The AI Office Code of Practice for GPAI providers, finalised under Article 56, defines specific transparency and documentation commitments that participating providers have agreed to meet. The AI System Assessor should cross-reference these commitments against the information actually received, attributing gaps to either provider non-compliance with the Code (which may be raised with the AI Office) or limitations in the Code's scope (which the downstream provider must fill through its own controls). Where providers refuse disclosure, the refusal itself becomes a risk factor influencing Model Selection decisions. For the complete GPAI integration framework, see GPAI Integration.
Residual risk acceptability changes over time and must be reassessed at each quarterly review. A risk acceptable at deployment may become unacceptable if the deployment scale increases (exposing more affected persons), if the affected population changes (new jurisdiction with different demographic composition), if new academic research identifies a previously unanticipated failure mode, or if the regulatory standard tightens through new AI Office guidance.

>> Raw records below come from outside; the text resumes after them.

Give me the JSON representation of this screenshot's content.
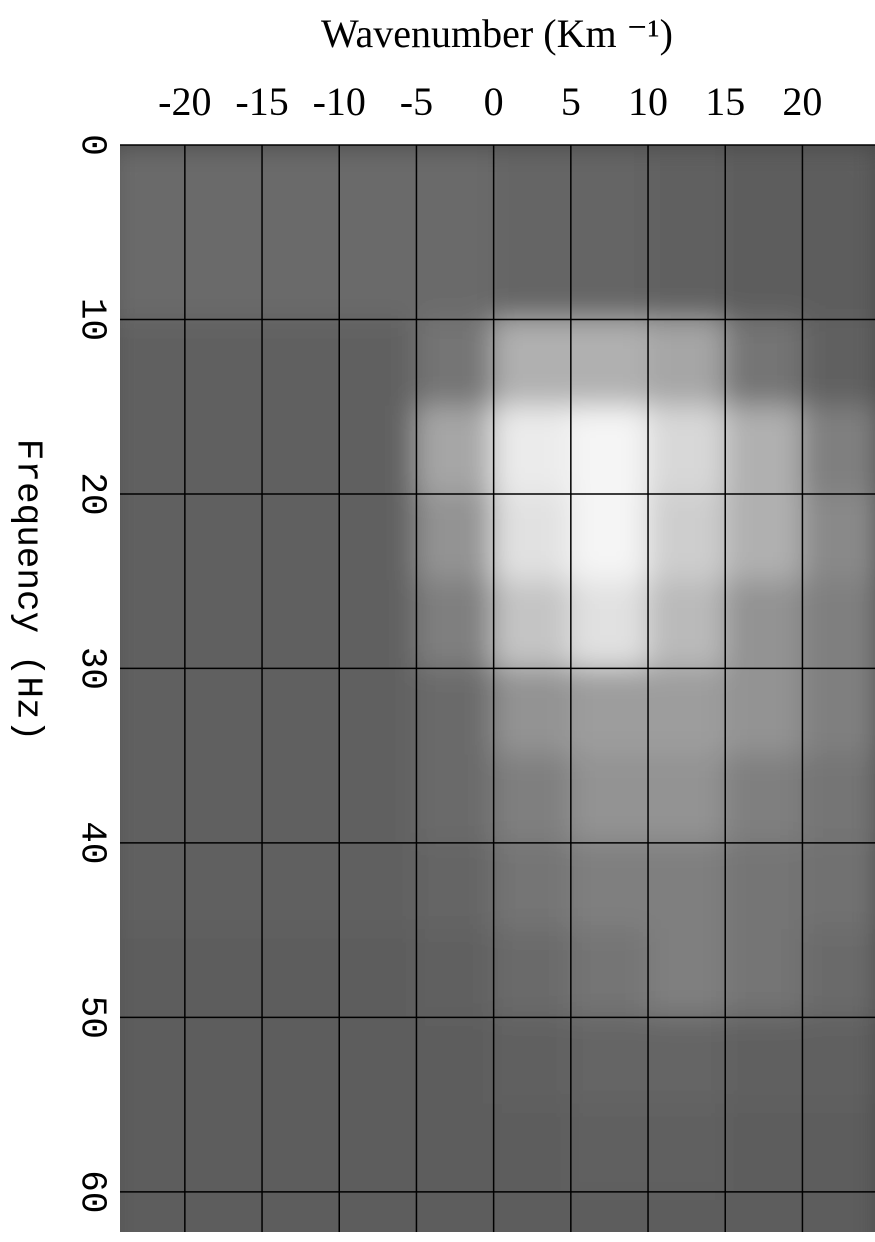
{
  "chart_data": {
    "type": "heatmap",
    "xlabel": "Wavenumber (Km ⁻¹)",
    "ylabel": "Frequency (Hz)",
    "x": [
      -22.5,
      -17.5,
      -12.5,
      -7.5,
      -2.5,
      2.5,
      7.5,
      12.5,
      17.5,
      22.5
    ],
    "y": [
      2.5,
      7.5,
      12.5,
      17.5,
      22.5,
      27.5,
      32.5,
      37.5,
      42.5,
      47.5,
      52.5,
      57.5,
      62.5
    ],
    "z": [
      [
        0.25,
        0.25,
        0.25,
        0.25,
        0.25,
        0.22,
        0.22,
        0.2,
        0.18,
        0.18
      ],
      [
        0.25,
        0.25,
        0.25,
        0.25,
        0.25,
        0.22,
        0.22,
        0.2,
        0.18,
        0.18
      ],
      [
        0.2,
        0.2,
        0.2,
        0.2,
        0.3,
        0.6,
        0.6,
        0.55,
        0.3,
        0.2
      ],
      [
        0.2,
        0.2,
        0.2,
        0.2,
        0.55,
        0.9,
        0.95,
        0.8,
        0.6,
        0.35
      ],
      [
        0.2,
        0.2,
        0.2,
        0.2,
        0.45,
        0.85,
        0.95,
        0.75,
        0.6,
        0.4
      ],
      [
        0.2,
        0.2,
        0.2,
        0.2,
        0.35,
        0.7,
        0.85,
        0.65,
        0.45,
        0.35
      ],
      [
        0.2,
        0.2,
        0.2,
        0.2,
        0.25,
        0.45,
        0.5,
        0.5,
        0.45,
        0.35
      ],
      [
        0.2,
        0.2,
        0.2,
        0.2,
        0.25,
        0.35,
        0.45,
        0.45,
        0.35,
        0.3
      ],
      [
        0.2,
        0.2,
        0.2,
        0.2,
        0.22,
        0.3,
        0.35,
        0.35,
        0.3,
        0.28
      ],
      [
        0.18,
        0.18,
        0.18,
        0.18,
        0.2,
        0.25,
        0.3,
        0.35,
        0.3,
        0.25
      ],
      [
        0.18,
        0.18,
        0.18,
        0.18,
        0.18,
        0.2,
        0.22,
        0.22,
        0.2,
        0.2
      ],
      [
        0.18,
        0.18,
        0.18,
        0.18,
        0.18,
        0.18,
        0.2,
        0.2,
        0.18,
        0.18
      ],
      [
        0.18,
        0.18,
        0.18,
        0.18,
        0.18,
        0.18,
        0.18,
        0.18,
        0.18,
        0.18
      ]
    ],
    "colormap": [
      "#3a3a3a",
      "#ffffff"
    ],
    "xlim": [
      -24.2,
      24.7
    ],
    "xticks": [
      -20,
      -15,
      -10,
      -5,
      0,
      5,
      10,
      15,
      20
    ],
    "ylim": [
      0,
      62.3
    ],
    "yticks": [
      0,
      10,
      20,
      30,
      40,
      50,
      60
    ],
    "grid": true
  }
}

The quarterly review must re-assess residual risk acceptability against current conditions, not merely confirm that the original assessment remains on file. For residual risk thresholds and communication templates, see Residual Risk Thresholds.

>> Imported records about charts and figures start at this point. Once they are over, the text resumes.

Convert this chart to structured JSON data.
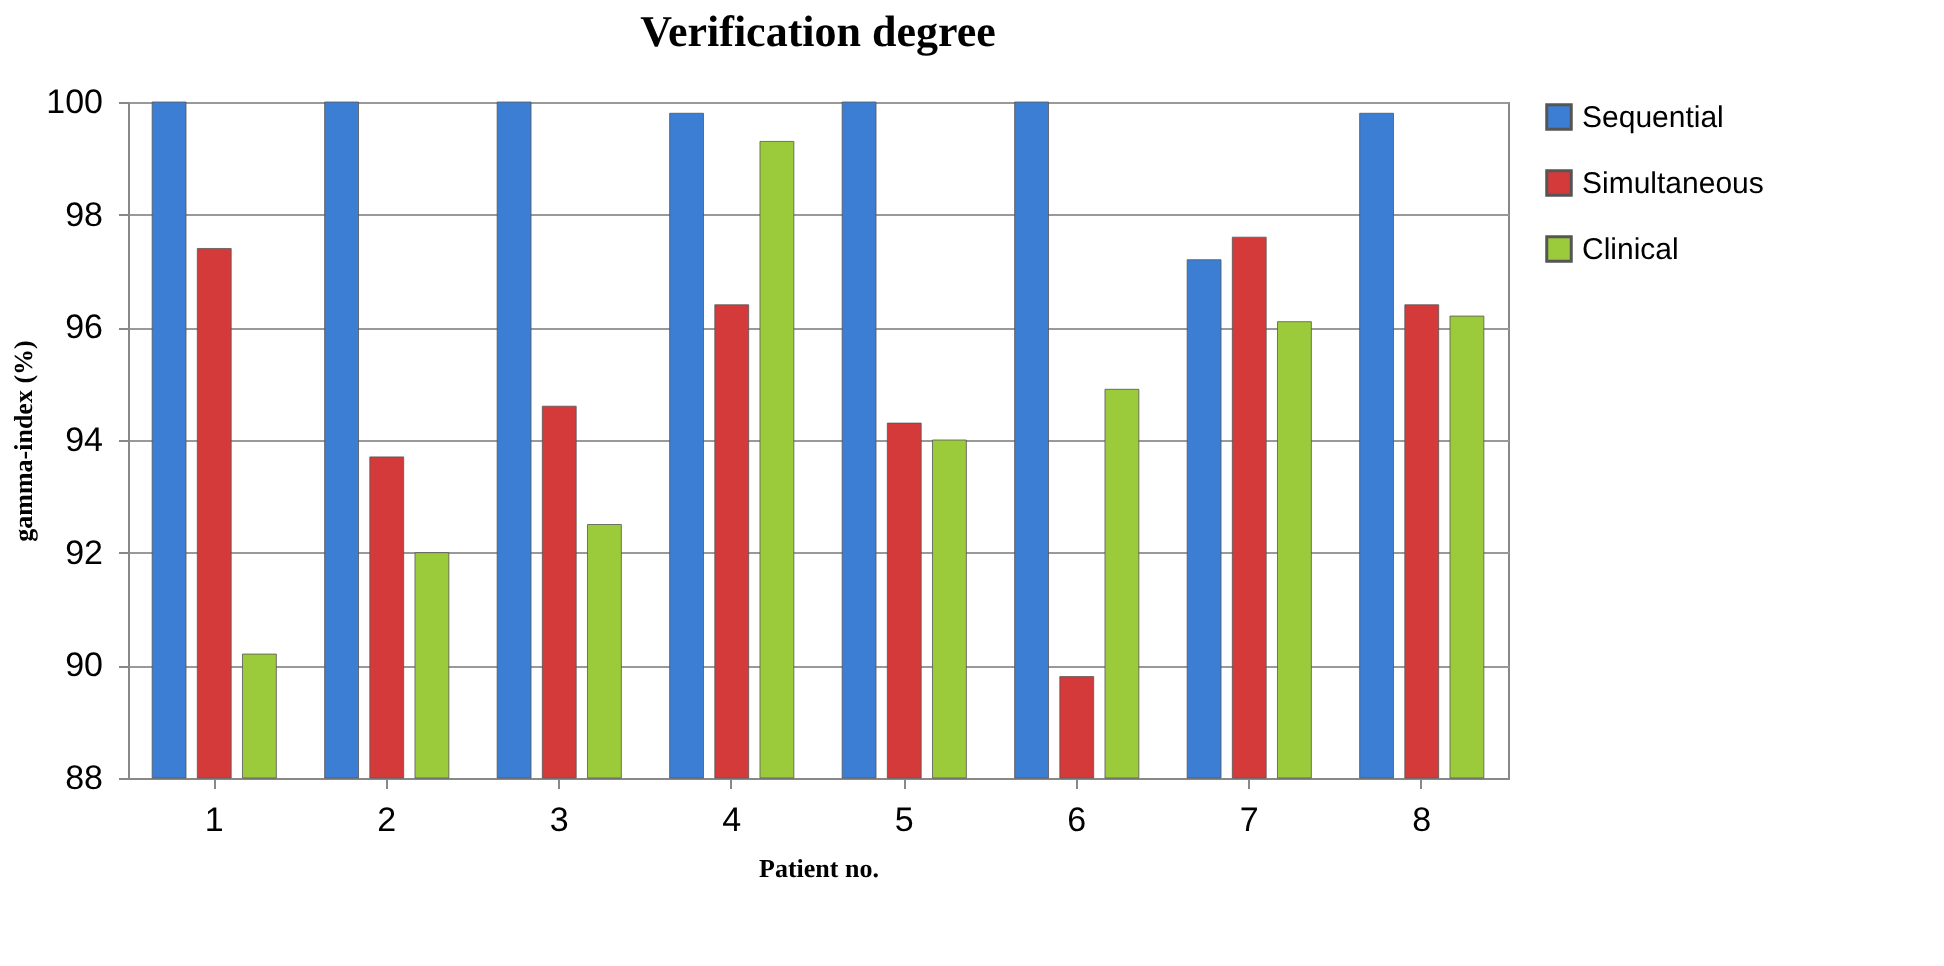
{
  "chart_data": {
    "type": "bar",
    "title": "Verification degree",
    "xlabel": "Patient no.",
    "ylabel": "gamma-index (%)",
    "categories": [
      "1",
      "2",
      "3",
      "4",
      "5",
      "6",
      "7",
      "8"
    ],
    "series": [
      {
        "name": "Sequential",
        "color": "#3b7ed3",
        "values": [
          100,
          100,
          100,
          99.8,
          100,
          100,
          97.2,
          99.8
        ]
      },
      {
        "name": "Simultaneous",
        "color": "#d43a3a",
        "values": [
          97.4,
          93.7,
          94.6,
          96.4,
          94.3,
          89.8,
          97.6,
          96.4
        ]
      },
      {
        "name": "Clinical",
        "color": "#9bcb3a",
        "values": [
          90.2,
          92.0,
          92.5,
          99.3,
          94.0,
          94.9,
          96.1,
          96.2
        ]
      }
    ],
    "ylim": [
      88,
      100
    ],
    "yticks": [
      88,
      90,
      92,
      94,
      96,
      98,
      100
    ],
    "grid": "y",
    "legend": "right"
  }
}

Every change to the risk register creates a new version with timestamp, author, and rationale. The version history becomes the narrative of the organisation's risk management journey. An assessor reviewing the register should be able to trace from version to version and see the organisation responding to events: a post-market monitoring alert triggered a risk rating increase, a new mitigation reduced a residual risk score, a horizon scanning exercise added a risk that had not previously been considered.
Three implementation patterns are common. Dedicated GRC platforms (OneTrust, ServiceNow, Archer) provide structured workflows, automated reminders, and audit trails. Adapted project management tools (Jira, Azure DevOps) keep risk management visible alongside development work through custom issue types. Git-based registers with PR-driven changes provide the strongest version history at the lightest weight, though they lack workflow automation. AI-specific platforms (Credo AI, Holistic AI) offer tighter ML workflow integration. The NIST AI RMF and ISO/IEC 23894:2023 provide the methodological foundation, with NIST offering broad principles and ISO 23894 providing prescriptive integration points with the development lifecycle.

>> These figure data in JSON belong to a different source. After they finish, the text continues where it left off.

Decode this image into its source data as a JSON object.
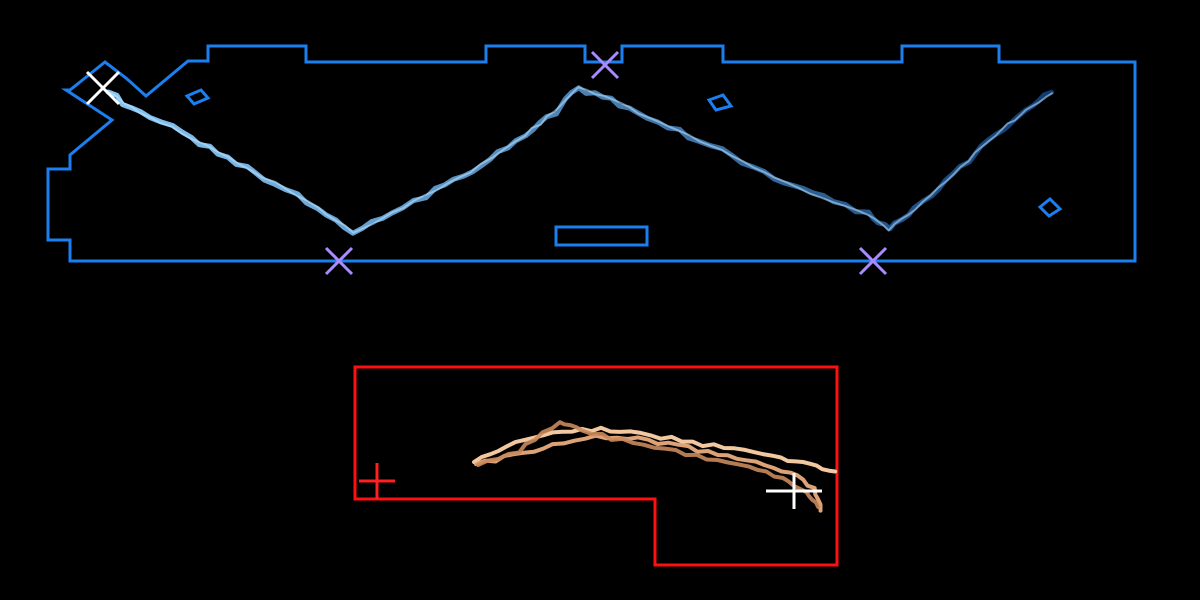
{
  "colors": {
    "background": "#000000",
    "map_top_outline": "#1c7ff0",
    "map_bottom_outline": "#ff1010",
    "top_path_gradient": [
      "#8fd0ff",
      "#0f3f78"
    ],
    "bottom_path_colors": [
      "#ffd3aa",
      "#f0b080",
      "#c98a5c"
    ],
    "top_event_marker": "#a98aff",
    "bottom_start_marker": "#ff2020",
    "current_position_marker": "#ffffff"
  },
  "icons": {
    "top_event_marker": "x-cross-icon",
    "bottom_start_marker": "plus-cross-icon",
    "current_position_marker": "white-cross-icon"
  },
  "scene": {
    "top_region": {
      "path_style": "zigzag trajectory",
      "event_markers": 3,
      "start_marker": 1
    },
    "bottom_region": {
      "path_style": "arched bundled trajectories",
      "event_markers": 1,
      "start_marker": 1
    }
  }
}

All findings feed into AISDP Module 6, which must contain the methodology description, risk register with version history, residual risk acceptance decisions, and cross-references to the AISDP modules where mitigations are documented. The evidence pack includes FMEA worksheets, stakeholder consultation records, red-teaming reports, horizon scanning summaries, scoring calibration records, and quarterly review minutes. For compensating controls and implementation patterns, see Iterative Risk Management. For the complete Data Governance implications of risk assessment findings, see the data governance pillar.